| HISTORIC ALBANY
FOUNDATION
Preservation Merit Awards - 2002 Washington Park Conservancy
The layout of Washington Park that evokes the natural rural landscape and separates the park from the city surrounding it is a result of the influence Frederick Law Olmsted and Calvert Vaux had in the park’s planning in the late 1860s. Albany natives John Bogart and John Yapp Culyer (who had worked under Olmsted on New York City’s Central Park and Brooklyn’s Prospect Park) and especially William S. Egerton, who presided over Washington Park for 38 years, gave the park its formal gardens and plantings. But over the course of the 20th century, Egerton’s Washington Park was altered—plantings were moved, paths reconfigured, and structures taken down. One of the most dramatic changes, however, was imposed by nature in the 1960s and 70s. As it did the elm trees lining America’s main streets, Dutch Elm disease decimated the elms that lined Washington Park’s Knox Street Mall. Today the members of the Washington Park Conservancy, in partnership with the City of Albany and its Department of General Services, are working to restore some of the most distinctive elements of the park’s original design.
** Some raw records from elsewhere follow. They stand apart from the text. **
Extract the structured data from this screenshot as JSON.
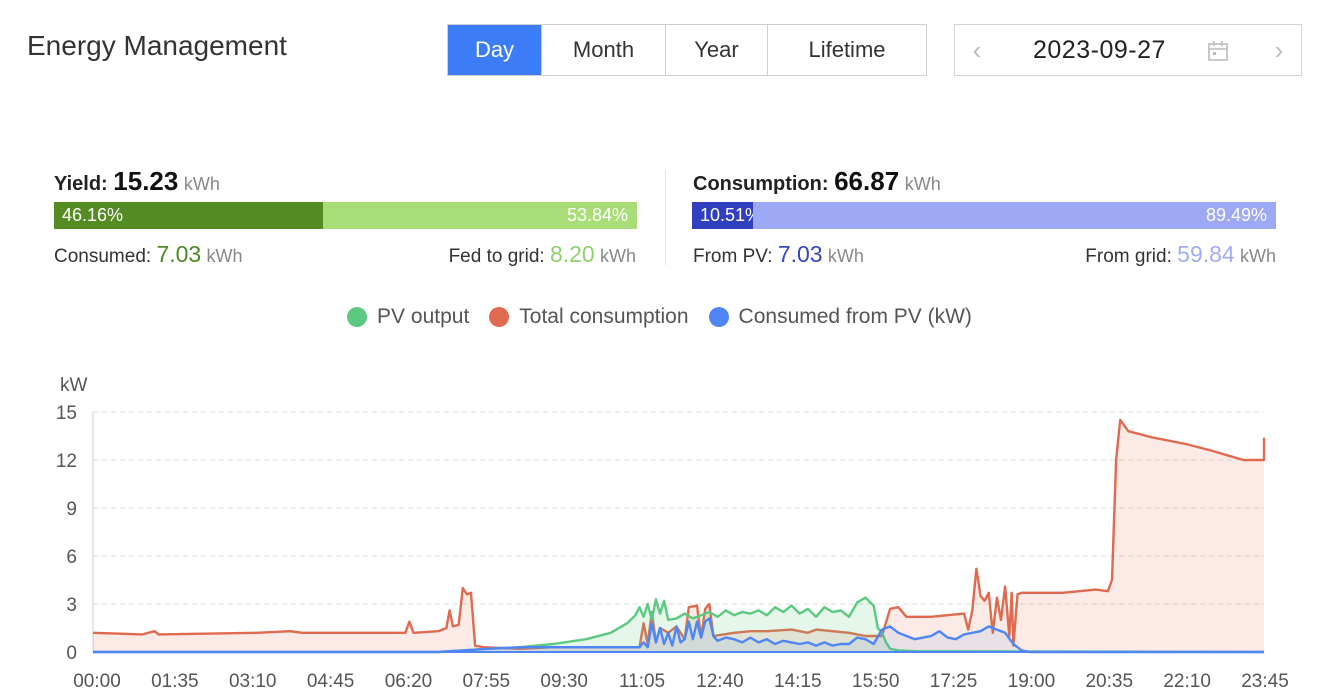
{
  "header": {
    "title": "Energy Management",
    "tabs": [
      "Day",
      "Month",
      "Year",
      "Lifetime"
    ],
    "active_tab": "Day",
    "date": "2023-09-27"
  },
  "yield": {
    "label": "Yield:",
    "value": "15.23",
    "unit": "kWh",
    "consumed_pct": "46.16%",
    "fed_pct": "53.84%",
    "consumed_pct_value": 46.16,
    "consumed_label": "Consumed:",
    "consumed_value": "7.03",
    "consumed_unit": "kWh",
    "fed_label": "Fed to grid:",
    "fed_value": "8.20",
    "fed_unit": "kWh",
    "colors": {
      "dark": "#548b22",
      "light": "#a8dd78",
      "consumed_text": "#4c8a23",
      "fed_text": "#8fd16a"
    }
  },
  "consumption": {
    "label": "Consumption:",
    "value": "66.87",
    "unit": "kWh",
    "pv_pct": "10.51%",
    "grid_pct": "89.49%",
    "pv_pct_value": 10.51,
    "pv_label": "From PV:",
    "pv_value": "7.03",
    "pv_unit": "kWh",
    "grid_label": "From grid:",
    "grid_value": "59.84",
    "grid_unit": "kWh",
    "colors": {
      "dark": "#2f3fc0",
      "light": "#9ea9f6",
      "pv_text": "#3446c2",
      "grid_text": "#a2acf4"
    }
  },
  "chart_data": {
    "type": "line",
    "ylabel": "kW",
    "ylim": [
      0,
      15
    ],
    "yticks": [
      "0",
      "3",
      "6",
      "9",
      "12",
      "15"
    ],
    "xticks": [
      "00:00",
      "01:35",
      "03:10",
      "04:45",
      "06:20",
      "07:55",
      "09:30",
      "11:05",
      "12:40",
      "14:15",
      "15:50",
      "17:25",
      "19:00",
      "20:35",
      "22:10",
      "23:45"
    ],
    "grid": true,
    "legend": [
      "PV output",
      "Total consumption",
      "Consumed from PV (kW)"
    ],
    "series": [
      {
        "name": "PV output",
        "color": "#5bc97f",
        "points": [
          [
            0,
            0
          ],
          [
            420,
            0
          ],
          [
            450,
            0.1
          ],
          [
            480,
            0.2
          ],
          [
            520,
            0.3
          ],
          [
            560,
            0.5
          ],
          [
            600,
            0.8
          ],
          [
            630,
            1.2
          ],
          [
            650,
            1.8
          ],
          [
            660,
            2.3
          ],
          [
            665,
            2.8
          ],
          [
            670,
            2.2
          ],
          [
            675,
            3.0
          ],
          [
            680,
            2.0
          ],
          [
            685,
            3.3
          ],
          [
            690,
            2.4
          ],
          [
            695,
            3.2
          ],
          [
            700,
            2.0
          ],
          [
            710,
            2.1
          ],
          [
            720,
            2.4
          ],
          [
            730,
            2.1
          ],
          [
            740,
            2.3
          ],
          [
            750,
            2.5
          ],
          [
            760,
            2.2
          ],
          [
            770,
            2.6
          ],
          [
            780,
            2.3
          ],
          [
            790,
            2.5
          ],
          [
            800,
            2.4
          ],
          [
            810,
            2.6
          ],
          [
            820,
            2.3
          ],
          [
            830,
            2.8
          ],
          [
            840,
            2.5
          ],
          [
            850,
            2.9
          ],
          [
            860,
            2.4
          ],
          [
            870,
            2.7
          ],
          [
            880,
            2.2
          ],
          [
            890,
            2.8
          ],
          [
            900,
            2.5
          ],
          [
            910,
            2.6
          ],
          [
            920,
            2.2
          ],
          [
            930,
            3.1
          ],
          [
            940,
            3.4
          ],
          [
            950,
            2.9
          ],
          [
            955,
            1.5
          ],
          [
            960,
            1.2
          ],
          [
            965,
            0.6
          ],
          [
            970,
            0.2
          ],
          [
            980,
            0.1
          ],
          [
            1000,
            0.05
          ],
          [
            1440,
            0
          ]
        ]
      },
      {
        "name": "Total consumption",
        "color": "#e06a50",
        "points": [
          [
            0,
            1.2
          ],
          [
            60,
            1.1
          ],
          [
            75,
            1.3
          ],
          [
            80,
            1.1
          ],
          [
            200,
            1.2
          ],
          [
            240,
            1.3
          ],
          [
            255,
            1.2
          ],
          [
            380,
            1.2
          ],
          [
            385,
            1.9
          ],
          [
            390,
            1.2
          ],
          [
            420,
            1.3
          ],
          [
            430,
            1.5
          ],
          [
            434,
            2.6
          ],
          [
            438,
            1.6
          ],
          [
            445,
            1.7
          ],
          [
            450,
            4.0
          ],
          [
            455,
            3.6
          ],
          [
            460,
            3.7
          ],
          [
            465,
            0.4
          ],
          [
            475,
            0.3
          ],
          [
            520,
            0.2
          ],
          [
            560,
            0.3
          ],
          [
            600,
            0.3
          ],
          [
            650,
            0.3
          ],
          [
            665,
            0.3
          ],
          [
            670,
            1.8
          ],
          [
            675,
            0.5
          ],
          [
            680,
            2.5
          ],
          [
            685,
            0.6
          ],
          [
            690,
            1.5
          ],
          [
            700,
            1.2
          ],
          [
            710,
            1.6
          ],
          [
            720,
            0.8
          ],
          [
            725,
            2.8
          ],
          [
            735,
            2.9
          ],
          [
            740,
            0.9
          ],
          [
            745,
            2.7
          ],
          [
            750,
            3.0
          ],
          [
            755,
            1.0
          ],
          [
            780,
            1.2
          ],
          [
            800,
            1.3
          ],
          [
            820,
            1.3
          ],
          [
            850,
            1.4
          ],
          [
            870,
            1.2
          ],
          [
            880,
            1.4
          ],
          [
            900,
            1.3
          ],
          [
            920,
            1.2
          ],
          [
            940,
            1.0
          ],
          [
            960,
            1.0
          ],
          [
            970,
            2.7
          ],
          [
            980,
            2.8
          ],
          [
            990,
            2.2
          ],
          [
            1020,
            2.2
          ],
          [
            1040,
            2.3
          ],
          [
            1060,
            2.4
          ],
          [
            1065,
            1.4
          ],
          [
            1070,
            2.6
          ],
          [
            1075,
            5.2
          ],
          [
            1080,
            3.5
          ],
          [
            1085,
            3.2
          ],
          [
            1090,
            3.7
          ],
          [
            1095,
            1.2
          ],
          [
            1100,
            3.4
          ],
          [
            1105,
            2.0
          ],
          [
            1110,
            4.1
          ],
          [
            1115,
            1.0
          ],
          [
            1118,
            3.7
          ],
          [
            1120,
            0.4
          ],
          [
            1125,
            3.6
          ],
          [
            1130,
            3.7
          ],
          [
            1180,
            3.7
          ],
          [
            1220,
            3.9
          ],
          [
            1235,
            3.8
          ],
          [
            1240,
            4.5
          ],
          [
            1245,
            12.0
          ],
          [
            1250,
            14.5
          ],
          [
            1260,
            13.8
          ],
          [
            1290,
            13.4
          ],
          [
            1330,
            13.0
          ],
          [
            1360,
            12.6
          ],
          [
            1380,
            12.3
          ],
          [
            1400,
            12.0
          ],
          [
            1425,
            12.0
          ],
          [
            1430,
            13.4
          ]
        ]
      },
      {
        "name": "Consumed from PV (kW)",
        "color": "#4f86f5",
        "points": [
          [
            0,
            0
          ],
          [
            420,
            0
          ],
          [
            450,
            0.1
          ],
          [
            480,
            0.2
          ],
          [
            520,
            0.3
          ],
          [
            560,
            0.3
          ],
          [
            600,
            0.3
          ],
          [
            630,
            0.3
          ],
          [
            650,
            0.3
          ],
          [
            665,
            0.3
          ],
          [
            670,
            0.6
          ],
          [
            675,
            0.3
          ],
          [
            680,
            1.8
          ],
          [
            685,
            0.6
          ],
          [
            690,
            1.5
          ],
          [
            695,
            0.5
          ],
          [
            700,
            1.2
          ],
          [
            705,
            0.4
          ],
          [
            710,
            1.6
          ],
          [
            715,
            0.6
          ],
          [
            720,
            0.8
          ],
          [
            725,
            1.9
          ],
          [
            730,
            0.8
          ],
          [
            735,
            1.9
          ],
          [
            740,
            0.9
          ],
          [
            745,
            1.9
          ],
          [
            750,
            2.1
          ],
          [
            755,
            1.0
          ],
          [
            760,
            0.7
          ],
          [
            770,
            0.9
          ],
          [
            780,
            0.8
          ],
          [
            790,
            0.6
          ],
          [
            800,
            0.9
          ],
          [
            810,
            0.6
          ],
          [
            820,
            0.8
          ],
          [
            830,
            0.5
          ],
          [
            840,
            0.7
          ],
          [
            850,
            0.6
          ],
          [
            860,
            0.5
          ],
          [
            870,
            0.6
          ],
          [
            880,
            0.4
          ],
          [
            890,
            0.6
          ],
          [
            900,
            0.4
          ],
          [
            910,
            0.5
          ],
          [
            920,
            0.5
          ],
          [
            930,
            0.9
          ],
          [
            940,
            0.8
          ],
          [
            950,
            0.5
          ],
          [
            960,
            1.4
          ],
          [
            970,
            1.6
          ],
          [
            980,
            1.2
          ],
          [
            990,
            1.0
          ],
          [
            1000,
            0.8
          ],
          [
            1020,
            1.0
          ],
          [
            1030,
            1.3
          ],
          [
            1040,
            0.9
          ],
          [
            1050,
            0.8
          ],
          [
            1060,
            1.1
          ],
          [
            1070,
            1.2
          ],
          [
            1080,
            1.3
          ],
          [
            1090,
            1.6
          ],
          [
            1100,
            1.4
          ],
          [
            1110,
            1.2
          ],
          [
            1120,
            0.5
          ],
          [
            1130,
            0.1
          ],
          [
            1140,
            0
          ],
          [
            1440,
            0
          ]
        ]
      }
    ]
  }
}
Soon after the Conservancy’s founding, in the mid-1980s, a tem of nationally recognized landscape architects and park experts was hired to prepare a historic landscape report and master plan for Washington Park. Then Conservancy members oversaw the design of a bench—The Albany Bench—for the park that would draw from the appearance and materials in the park’s original benches. The Conservancy’s most notable recent accomplishment is the restoration
of the Knox Street Mall to its original 30-foot width with crushed stone
paving and a granite-paver border. Phase Two of the Mall restoration involves
planting disease-resistant elm trees along both sides of the walkway, which
is now also lined with Albany Benches, to re-establish the canopy that
once so beautifully shaded the Mall.